Het ontwerp erkent het belang van intellectuele eigendom, maar zegt dat er betere mechanismen moeten komen voor het delen van expertise, zodat meer bedrijven vaccins en geneesmiddelen kunnen produceren tijdens een crisis.

"Als het ontwerp in zijn huidige vorm zou worden uitgevoerd, zou het hoogstwaarschijnlijk ons collectieve vermogen om snel tegenmaatregelen te ontwikkelen en op te schalen en een billijke toegang daartoe te waarborgen, ondermijnen in plaats van vergemakkelijken", voegde Cueni eraan toe.

In het ontwerpdocument wordt ook een mechanisme voor intercollegiale toetsing voorgesteld om de paraatheid van landen bij een pandemie te beoordelen, evenals een betere universele gezondheidsdekking, meer binnenlandse financiering voor het voorkomen en aanpakken van pandemieën en een betere toegang voor de WHO om de oorsprong van de uitbraak te onderzoeken.

Lawrence Gostin, een professor aan Georgetown Law in Washington D.C. die de WHO volgt, zei dat het akkoord een spelbreker zou kunnen zijn en het "gewetenloze" hamsteren van vaccins tijdens COVID-19 zou kunnen verhelpen.

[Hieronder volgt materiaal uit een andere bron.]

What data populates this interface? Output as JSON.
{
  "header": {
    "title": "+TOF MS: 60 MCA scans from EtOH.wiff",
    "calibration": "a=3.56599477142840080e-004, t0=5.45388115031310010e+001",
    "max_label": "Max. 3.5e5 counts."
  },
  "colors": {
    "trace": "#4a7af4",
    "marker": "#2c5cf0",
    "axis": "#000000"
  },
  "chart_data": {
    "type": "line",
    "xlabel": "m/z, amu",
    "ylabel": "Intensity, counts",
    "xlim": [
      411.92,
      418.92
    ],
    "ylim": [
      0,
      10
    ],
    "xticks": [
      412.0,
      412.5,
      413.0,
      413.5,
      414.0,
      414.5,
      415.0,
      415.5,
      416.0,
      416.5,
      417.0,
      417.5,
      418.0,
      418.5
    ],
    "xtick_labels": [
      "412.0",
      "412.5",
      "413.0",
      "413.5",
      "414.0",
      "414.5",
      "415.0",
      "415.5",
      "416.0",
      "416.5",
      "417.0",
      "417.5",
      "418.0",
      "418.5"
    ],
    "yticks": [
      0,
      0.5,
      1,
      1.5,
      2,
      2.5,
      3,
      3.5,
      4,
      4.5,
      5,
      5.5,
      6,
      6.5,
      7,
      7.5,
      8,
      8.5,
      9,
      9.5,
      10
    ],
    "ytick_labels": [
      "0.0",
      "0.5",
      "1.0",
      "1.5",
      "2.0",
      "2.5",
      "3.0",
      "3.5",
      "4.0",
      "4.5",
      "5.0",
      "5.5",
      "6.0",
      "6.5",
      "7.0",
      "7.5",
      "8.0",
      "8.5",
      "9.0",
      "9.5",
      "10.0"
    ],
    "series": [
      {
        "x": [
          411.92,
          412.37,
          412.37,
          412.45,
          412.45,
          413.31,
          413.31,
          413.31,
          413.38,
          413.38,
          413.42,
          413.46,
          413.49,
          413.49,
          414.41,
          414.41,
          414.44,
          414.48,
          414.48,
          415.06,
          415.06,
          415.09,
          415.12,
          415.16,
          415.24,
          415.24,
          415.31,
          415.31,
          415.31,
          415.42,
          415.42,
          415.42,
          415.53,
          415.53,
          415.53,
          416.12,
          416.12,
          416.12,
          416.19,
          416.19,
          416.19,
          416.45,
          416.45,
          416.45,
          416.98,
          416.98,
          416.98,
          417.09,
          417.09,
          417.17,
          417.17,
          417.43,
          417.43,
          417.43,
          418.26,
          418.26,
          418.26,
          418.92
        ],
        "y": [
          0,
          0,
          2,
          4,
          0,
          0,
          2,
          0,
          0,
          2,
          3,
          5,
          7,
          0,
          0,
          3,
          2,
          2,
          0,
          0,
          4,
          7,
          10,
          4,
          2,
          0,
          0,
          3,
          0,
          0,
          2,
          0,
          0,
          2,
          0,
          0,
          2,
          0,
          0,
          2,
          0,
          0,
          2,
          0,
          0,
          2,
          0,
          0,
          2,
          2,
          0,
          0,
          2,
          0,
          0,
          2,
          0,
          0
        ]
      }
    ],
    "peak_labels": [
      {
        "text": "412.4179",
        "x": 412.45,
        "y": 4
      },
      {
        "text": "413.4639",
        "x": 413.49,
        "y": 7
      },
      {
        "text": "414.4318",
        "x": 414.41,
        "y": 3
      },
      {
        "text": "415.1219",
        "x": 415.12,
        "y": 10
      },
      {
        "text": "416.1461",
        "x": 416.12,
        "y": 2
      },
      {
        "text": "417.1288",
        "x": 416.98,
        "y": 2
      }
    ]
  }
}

"Het ontwerp is eigenlijk verstrekkend en gedurfd - de obstakels zijn echter politieke tegenstand en terugslag van de industrie," zei hij.

LANGE WEG VOOR DE BOEG

Het verdrag is door WHO-directeur-generaal Tedros Adhanom Ghebreyesus beschreven als een unieke kans om de wereldwijde gezondheidsregels te versterken.

De grondwet van het VN-agentschap verleent het aanzienlijke bevoegdheden om internationale overeenkomsten te sluiten, maar in zijn 74-jarige geschiedenis heeft het dit slechts één keer gedaan in de vorm van het tabaksverdrag van 2005.

De onderhandelingen over het pact begonnen in februari en in juli werd een belangrijke stap gezet toen de landen ermee instemden de nieuwe overeenkomst wettelijk bindend te maken, ondanks eerdere bezwaren van Washington. De volgende formele vergadering van de raad van bestuur is in december, maar er ligt nog een lange weg voor ons: de overeenkomst zal naar verwachting op zijn vroegst in 2024 worden goedgekeurd.

"Sommige van de komende discussies zullen ongemakkelijk worden," zei een westerse diplomaat, verwijzend naar kwesties rond intellectuele eigendom en prijstransparantie.

Maar zij zeiden dat sommige grootmachten echt geïnteresseerd zijn in een akkoord. "Er is bereidheid om de kwesties te onderzoeken, ook de moeilijke".